その気遣いに感謝しながら、シオンたちは崩れ落ちているクレスの方に視線を向ける。
「それで、こいつどうするの? 生きてるなら殺しておいた方がいいんじゃない?」
「……このままでいいよ。こんなところに長居してる時間も体力もないし……。それに……」
イリスは、顔の半分が焼けただれ、自慢の剣技を振るうための片腕も欠損。
そして、シオンたちの斬撃とイリスの一撃を受けた身体は、生きていることがかわいそうに思えるくらい無惨だった。
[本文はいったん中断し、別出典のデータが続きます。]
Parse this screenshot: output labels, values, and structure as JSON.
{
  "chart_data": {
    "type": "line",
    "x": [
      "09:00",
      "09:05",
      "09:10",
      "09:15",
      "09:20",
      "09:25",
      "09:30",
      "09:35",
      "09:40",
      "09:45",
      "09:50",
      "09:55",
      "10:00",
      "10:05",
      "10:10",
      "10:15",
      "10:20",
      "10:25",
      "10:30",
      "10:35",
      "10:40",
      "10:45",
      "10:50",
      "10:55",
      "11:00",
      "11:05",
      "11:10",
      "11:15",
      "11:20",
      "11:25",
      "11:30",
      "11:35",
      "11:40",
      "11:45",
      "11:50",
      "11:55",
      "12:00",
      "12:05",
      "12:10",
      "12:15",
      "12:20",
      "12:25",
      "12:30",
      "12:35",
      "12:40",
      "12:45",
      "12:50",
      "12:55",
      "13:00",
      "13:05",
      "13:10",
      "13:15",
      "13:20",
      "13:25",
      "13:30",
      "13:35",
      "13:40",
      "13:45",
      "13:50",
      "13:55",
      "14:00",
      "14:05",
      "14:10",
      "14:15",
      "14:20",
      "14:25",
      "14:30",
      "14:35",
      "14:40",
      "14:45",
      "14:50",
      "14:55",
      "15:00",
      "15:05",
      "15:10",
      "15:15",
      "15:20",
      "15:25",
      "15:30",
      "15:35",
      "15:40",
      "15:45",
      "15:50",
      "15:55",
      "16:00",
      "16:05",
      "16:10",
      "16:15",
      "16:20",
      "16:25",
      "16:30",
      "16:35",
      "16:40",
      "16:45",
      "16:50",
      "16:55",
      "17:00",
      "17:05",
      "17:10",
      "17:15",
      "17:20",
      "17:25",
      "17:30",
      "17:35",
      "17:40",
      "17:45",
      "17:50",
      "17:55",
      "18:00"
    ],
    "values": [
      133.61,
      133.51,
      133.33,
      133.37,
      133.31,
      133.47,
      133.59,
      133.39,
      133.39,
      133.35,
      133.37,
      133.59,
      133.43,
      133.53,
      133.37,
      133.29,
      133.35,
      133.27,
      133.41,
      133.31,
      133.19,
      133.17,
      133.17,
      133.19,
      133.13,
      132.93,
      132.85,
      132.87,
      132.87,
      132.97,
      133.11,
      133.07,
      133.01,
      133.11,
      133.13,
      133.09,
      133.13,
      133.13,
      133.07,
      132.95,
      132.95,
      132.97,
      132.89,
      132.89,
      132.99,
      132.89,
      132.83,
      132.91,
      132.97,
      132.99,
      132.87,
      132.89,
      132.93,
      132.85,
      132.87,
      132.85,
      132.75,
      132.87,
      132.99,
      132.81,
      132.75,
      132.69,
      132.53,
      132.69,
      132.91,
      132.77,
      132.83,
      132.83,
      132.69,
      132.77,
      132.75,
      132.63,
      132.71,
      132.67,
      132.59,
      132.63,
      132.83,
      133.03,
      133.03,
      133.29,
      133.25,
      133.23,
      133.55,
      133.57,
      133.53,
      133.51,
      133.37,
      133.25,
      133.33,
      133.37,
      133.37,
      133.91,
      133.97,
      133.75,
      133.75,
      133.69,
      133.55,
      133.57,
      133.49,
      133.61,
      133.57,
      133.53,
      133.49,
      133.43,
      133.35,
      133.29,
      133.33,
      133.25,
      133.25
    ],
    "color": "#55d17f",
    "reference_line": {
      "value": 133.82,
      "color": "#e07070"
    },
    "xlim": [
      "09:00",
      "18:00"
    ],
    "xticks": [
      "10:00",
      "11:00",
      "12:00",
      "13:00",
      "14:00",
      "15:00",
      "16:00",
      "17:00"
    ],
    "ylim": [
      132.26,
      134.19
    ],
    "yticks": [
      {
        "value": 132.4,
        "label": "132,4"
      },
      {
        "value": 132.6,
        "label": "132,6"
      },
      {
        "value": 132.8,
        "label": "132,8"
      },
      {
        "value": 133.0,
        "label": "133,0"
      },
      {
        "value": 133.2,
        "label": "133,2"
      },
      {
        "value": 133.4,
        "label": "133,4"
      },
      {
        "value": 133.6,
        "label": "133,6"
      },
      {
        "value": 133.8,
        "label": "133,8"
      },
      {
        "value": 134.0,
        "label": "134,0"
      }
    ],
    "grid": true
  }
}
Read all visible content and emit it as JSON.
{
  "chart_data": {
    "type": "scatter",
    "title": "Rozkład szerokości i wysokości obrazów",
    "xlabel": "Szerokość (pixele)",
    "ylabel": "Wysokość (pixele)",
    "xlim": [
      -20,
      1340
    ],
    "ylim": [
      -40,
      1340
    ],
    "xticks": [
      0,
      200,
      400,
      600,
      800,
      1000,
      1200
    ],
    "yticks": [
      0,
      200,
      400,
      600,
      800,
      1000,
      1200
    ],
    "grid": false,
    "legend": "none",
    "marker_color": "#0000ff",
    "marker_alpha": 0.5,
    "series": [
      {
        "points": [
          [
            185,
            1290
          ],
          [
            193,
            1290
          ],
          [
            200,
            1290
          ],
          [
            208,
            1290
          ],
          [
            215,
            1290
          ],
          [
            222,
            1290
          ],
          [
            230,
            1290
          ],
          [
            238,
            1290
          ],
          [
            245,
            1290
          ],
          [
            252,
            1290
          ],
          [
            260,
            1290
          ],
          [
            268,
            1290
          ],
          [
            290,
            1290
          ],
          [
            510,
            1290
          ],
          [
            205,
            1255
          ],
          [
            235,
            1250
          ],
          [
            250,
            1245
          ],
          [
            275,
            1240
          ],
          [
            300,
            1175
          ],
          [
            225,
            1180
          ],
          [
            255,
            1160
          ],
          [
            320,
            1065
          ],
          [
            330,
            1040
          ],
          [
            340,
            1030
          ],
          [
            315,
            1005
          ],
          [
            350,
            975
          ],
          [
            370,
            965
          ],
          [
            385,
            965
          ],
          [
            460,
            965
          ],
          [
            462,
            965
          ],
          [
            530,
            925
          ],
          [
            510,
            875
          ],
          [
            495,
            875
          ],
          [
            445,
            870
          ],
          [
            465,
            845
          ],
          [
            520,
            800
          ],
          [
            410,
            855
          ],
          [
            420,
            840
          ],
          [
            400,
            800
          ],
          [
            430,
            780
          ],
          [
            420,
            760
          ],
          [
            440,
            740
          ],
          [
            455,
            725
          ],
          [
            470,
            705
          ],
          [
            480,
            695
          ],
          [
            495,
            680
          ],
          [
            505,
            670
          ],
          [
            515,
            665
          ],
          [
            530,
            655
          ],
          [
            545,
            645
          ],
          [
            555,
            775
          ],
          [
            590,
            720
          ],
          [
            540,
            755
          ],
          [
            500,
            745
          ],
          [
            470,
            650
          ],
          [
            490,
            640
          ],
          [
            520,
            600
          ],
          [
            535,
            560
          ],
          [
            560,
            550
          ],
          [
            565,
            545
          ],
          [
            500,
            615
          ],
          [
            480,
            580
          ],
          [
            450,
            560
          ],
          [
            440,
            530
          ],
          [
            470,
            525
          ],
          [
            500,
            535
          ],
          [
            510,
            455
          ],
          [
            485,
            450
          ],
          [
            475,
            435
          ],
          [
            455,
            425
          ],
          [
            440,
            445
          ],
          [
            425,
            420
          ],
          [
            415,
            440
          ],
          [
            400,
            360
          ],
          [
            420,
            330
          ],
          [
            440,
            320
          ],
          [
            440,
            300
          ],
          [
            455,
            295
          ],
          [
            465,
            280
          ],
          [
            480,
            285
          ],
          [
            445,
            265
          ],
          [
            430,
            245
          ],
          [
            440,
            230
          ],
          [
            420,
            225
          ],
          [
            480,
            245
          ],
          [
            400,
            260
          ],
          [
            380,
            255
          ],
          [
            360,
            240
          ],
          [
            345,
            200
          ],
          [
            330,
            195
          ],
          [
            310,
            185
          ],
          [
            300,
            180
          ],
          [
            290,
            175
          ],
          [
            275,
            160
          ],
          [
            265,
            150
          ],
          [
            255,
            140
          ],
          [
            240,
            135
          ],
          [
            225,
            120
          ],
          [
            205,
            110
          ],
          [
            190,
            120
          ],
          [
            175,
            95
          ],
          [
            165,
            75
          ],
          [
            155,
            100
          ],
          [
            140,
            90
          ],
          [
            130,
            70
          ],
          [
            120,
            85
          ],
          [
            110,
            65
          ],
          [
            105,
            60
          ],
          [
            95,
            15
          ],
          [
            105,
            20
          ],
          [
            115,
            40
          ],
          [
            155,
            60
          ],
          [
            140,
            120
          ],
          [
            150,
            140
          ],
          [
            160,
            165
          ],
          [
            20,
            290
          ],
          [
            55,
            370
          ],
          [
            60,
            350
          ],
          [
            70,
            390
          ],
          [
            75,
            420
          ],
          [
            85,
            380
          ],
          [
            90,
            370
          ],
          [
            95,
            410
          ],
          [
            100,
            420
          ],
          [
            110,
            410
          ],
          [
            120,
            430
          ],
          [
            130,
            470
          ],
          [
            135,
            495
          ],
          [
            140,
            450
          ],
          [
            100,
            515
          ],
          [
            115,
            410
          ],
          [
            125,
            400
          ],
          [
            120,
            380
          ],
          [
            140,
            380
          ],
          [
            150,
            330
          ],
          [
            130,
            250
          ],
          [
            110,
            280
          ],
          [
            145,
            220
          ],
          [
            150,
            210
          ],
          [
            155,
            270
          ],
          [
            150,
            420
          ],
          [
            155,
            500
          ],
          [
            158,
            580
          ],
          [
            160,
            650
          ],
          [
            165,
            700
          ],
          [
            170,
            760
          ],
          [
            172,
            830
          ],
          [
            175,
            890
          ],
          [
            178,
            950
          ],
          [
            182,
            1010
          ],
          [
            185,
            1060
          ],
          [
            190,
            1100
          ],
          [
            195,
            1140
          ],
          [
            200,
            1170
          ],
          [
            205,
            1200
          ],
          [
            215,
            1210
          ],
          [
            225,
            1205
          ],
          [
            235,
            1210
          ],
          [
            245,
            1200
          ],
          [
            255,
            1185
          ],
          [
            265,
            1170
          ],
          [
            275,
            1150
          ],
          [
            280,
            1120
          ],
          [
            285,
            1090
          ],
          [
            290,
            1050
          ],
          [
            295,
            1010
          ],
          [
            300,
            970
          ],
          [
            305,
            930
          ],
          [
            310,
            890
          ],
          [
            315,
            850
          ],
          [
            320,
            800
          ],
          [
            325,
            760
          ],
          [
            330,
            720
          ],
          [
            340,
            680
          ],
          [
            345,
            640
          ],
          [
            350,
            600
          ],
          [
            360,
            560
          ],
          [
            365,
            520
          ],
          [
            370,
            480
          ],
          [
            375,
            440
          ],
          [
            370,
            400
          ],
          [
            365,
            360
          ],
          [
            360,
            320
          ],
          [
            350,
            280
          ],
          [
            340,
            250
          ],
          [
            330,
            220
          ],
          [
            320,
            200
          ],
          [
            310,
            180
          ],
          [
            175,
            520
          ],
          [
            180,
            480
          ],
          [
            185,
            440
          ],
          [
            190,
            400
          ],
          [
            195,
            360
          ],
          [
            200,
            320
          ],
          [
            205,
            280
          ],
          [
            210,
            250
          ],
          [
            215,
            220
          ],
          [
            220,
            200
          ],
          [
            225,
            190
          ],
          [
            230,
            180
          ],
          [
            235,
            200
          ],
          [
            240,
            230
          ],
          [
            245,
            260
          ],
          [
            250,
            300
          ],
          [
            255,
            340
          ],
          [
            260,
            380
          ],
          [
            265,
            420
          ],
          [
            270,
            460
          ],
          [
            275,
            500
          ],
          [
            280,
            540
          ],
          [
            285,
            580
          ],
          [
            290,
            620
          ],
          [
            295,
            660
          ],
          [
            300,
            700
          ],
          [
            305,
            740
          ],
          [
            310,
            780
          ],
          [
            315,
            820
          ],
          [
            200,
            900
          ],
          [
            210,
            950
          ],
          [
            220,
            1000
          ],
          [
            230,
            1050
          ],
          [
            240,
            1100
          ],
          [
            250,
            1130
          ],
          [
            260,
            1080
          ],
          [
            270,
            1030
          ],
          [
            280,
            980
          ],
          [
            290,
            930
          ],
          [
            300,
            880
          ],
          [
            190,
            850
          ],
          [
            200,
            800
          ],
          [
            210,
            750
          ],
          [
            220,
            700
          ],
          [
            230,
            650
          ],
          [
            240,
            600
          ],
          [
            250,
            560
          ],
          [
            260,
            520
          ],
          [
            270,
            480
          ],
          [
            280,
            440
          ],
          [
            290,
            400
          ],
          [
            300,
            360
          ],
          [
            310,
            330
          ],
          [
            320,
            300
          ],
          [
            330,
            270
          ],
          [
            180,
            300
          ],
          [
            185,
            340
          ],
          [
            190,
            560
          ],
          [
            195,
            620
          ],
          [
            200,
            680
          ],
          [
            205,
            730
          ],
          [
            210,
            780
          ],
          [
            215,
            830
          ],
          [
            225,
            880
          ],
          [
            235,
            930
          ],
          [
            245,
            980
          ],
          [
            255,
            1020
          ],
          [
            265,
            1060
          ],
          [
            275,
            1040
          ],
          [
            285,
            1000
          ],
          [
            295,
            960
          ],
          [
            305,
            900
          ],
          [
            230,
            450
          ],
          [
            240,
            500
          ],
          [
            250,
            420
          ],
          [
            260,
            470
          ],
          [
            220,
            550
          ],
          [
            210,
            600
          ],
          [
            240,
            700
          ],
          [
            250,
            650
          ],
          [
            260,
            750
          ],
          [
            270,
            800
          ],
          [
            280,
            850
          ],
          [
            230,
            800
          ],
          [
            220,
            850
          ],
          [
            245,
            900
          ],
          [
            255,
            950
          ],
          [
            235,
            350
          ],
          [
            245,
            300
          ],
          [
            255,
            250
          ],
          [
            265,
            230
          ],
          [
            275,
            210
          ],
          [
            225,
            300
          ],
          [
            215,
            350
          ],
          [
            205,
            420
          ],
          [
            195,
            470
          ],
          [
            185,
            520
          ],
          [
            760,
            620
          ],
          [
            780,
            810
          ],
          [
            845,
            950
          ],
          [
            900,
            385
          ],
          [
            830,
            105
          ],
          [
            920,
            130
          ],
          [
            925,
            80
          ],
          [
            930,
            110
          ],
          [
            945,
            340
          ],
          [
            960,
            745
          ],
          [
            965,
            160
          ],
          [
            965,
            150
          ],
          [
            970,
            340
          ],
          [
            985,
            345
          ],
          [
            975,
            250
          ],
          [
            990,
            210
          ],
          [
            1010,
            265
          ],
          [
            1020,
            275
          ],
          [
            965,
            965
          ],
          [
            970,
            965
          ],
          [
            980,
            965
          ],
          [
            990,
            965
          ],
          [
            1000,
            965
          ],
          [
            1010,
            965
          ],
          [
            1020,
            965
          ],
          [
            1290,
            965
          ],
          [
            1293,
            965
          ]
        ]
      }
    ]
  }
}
「この人には、お似合いの末路だと思う。力を求めた結果、相手の実力を見誤り、本当の強さの前に負けたんだから」
「本当の強さ?」
「うん。誰かを守りたいって、誰かの力になりたいっていう純粋な思いがくれる強さ。それの前に、この人は敗北したんだよ」
イリスは、シオンとカノを見て、優しく微笑んだ。
その真っ直ぐで暖かな言葉に、二人は顔を見合わせて、少しだけ気恥しそうにする。
「……シオンといい、あんたといい、どうしてそうも恥ずかしいことを真っ直ぐに言えるのかしら」
カノは、ため息をつきながら、呆れたように口を開いた。
「えーっと……それ、褒めてる?」
「きっと褒めてくれてるんじゃない? この子、素直じゃなさそうだし」
彼女の言葉に、シオンは困惑し、イリスは彼女の反応を見て笑っていた。
「……分かった気にならないでよ」
二人の反応に、不機嫌そうな顔をするカノ。
「とりあえず、どこかの街に行って治療と休憩しよっか。みんなボロボロだし」
そんな不機嫌そうなカノの頬をイリスが指で突き、その手を煩わしそうに払いのける。
「さんせーい……もう、今にも倒れそう……」
「ふふっ。じゃあ、行こっか」
三人は、ボロボロの身体を引きずり、歩き出す。
こうして、シオンたちの戦いは、夕暮れと共に終わりを迎えるのであった。